The question that won't leave Durant alone

Sounds like Kevin Durant was amused to hear ESPN's Jalen Rose predicting that Durant will leave Oklahoma City as a free agent in the summer of 2016 to join the Houston Rockets.

Sounds like Durant is realistic, too.

Impossible as it is to try to project where Durant's contentment, accomplishments, loyalty, wanderlust and free-agent options will intersect three summers from now, Durant surely gets it. Like it or not, Oklahoma City's season is going to be all about how Durant feels about where the Thunder are and where they're headed ... and about us media pests raising and re-raising those questions.

This season and the next two, frankly.

"Unfortunately," Durant said, acknowledging in an interview with The Oklahoman's Darnell Mayberry that this Rose-inspired storyline isn't about to go away.

Unless the three-time scoring champ and new agent Jay-Z decide to pursue an extension at some stage, that's the uncomfortable but unavoidable truth about Durant's situation as he enters his seventh season.

Whether it's Russell Westbrook's problematic knee or the fact that the Thunder have to this point only replaced James Harden with the unproven Jeremy Lamb, rookie big man Steven Adams and a trade exception created via Kevin Martin's free-agent departure, Oklahoma City is fighting the perception/fear that it has fallen farther away from title contention since losing to Miami in the 2012 Finals when it's supposed to be closing the gap.

Also: This, fair or not, is just what we do with the game's greatest one-man corporations ... especially those found outside of the league's glamour markets.
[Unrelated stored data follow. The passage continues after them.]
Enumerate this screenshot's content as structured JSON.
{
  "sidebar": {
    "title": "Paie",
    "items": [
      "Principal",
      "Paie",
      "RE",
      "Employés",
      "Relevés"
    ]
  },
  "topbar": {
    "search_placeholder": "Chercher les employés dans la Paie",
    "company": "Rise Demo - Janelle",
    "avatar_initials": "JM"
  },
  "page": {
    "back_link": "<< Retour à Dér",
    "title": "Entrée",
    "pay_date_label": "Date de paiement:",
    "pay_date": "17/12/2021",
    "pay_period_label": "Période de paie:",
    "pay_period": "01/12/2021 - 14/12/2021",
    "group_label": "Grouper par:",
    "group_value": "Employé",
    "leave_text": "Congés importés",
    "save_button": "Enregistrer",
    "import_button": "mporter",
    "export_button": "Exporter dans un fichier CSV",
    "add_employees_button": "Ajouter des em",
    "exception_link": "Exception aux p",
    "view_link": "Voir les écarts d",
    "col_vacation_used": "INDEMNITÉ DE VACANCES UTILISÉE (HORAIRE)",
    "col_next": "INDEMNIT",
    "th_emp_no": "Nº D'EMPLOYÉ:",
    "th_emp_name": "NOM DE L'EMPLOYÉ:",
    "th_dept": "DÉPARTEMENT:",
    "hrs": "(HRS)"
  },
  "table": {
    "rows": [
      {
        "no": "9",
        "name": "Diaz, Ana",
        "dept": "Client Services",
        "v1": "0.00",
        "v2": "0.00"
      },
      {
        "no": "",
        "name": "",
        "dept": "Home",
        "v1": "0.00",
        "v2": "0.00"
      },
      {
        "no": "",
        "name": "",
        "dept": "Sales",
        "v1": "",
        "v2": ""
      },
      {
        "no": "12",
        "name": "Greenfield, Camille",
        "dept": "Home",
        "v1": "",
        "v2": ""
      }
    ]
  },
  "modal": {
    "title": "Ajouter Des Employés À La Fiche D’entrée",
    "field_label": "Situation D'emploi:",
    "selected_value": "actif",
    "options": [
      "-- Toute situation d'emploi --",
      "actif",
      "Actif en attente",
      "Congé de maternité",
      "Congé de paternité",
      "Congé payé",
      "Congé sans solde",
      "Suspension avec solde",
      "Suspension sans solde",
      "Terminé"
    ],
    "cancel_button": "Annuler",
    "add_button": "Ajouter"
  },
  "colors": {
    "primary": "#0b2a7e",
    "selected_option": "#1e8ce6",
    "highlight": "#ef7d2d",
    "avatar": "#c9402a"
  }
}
The frenzy surrounding LeBron James' first foray into free agency in 2010 started bubbling up regularly in 2008. Durant, as the NBA's undisputed second-best player, has to know he's going to get us all frothing on a similar timeline.

The good news for the Thunder is that Durant isn't just starting to fill out physically. Judging by the calm responses he gave after catching Rose's video chat with Grantland founder Bill Simmons, KD gives the impression that he can shoulder the added burden of endless speculation about his future. Even this far out.

The Thunder, though, would be wise not to relax. The odd hints from the 25-year-old over the past few months that suggest he's starting to get antsy about winning his first ring -- be it Durant announcing on media day that he's "starting to get up there" or the uncharacteristic way he abruptly ended an interview in July when asked about OKC's summer -- have to make his bosses wonder in moments of weakness.

Rest assured that the next three years, without a championship or a new Durant deal, will be the longest for them.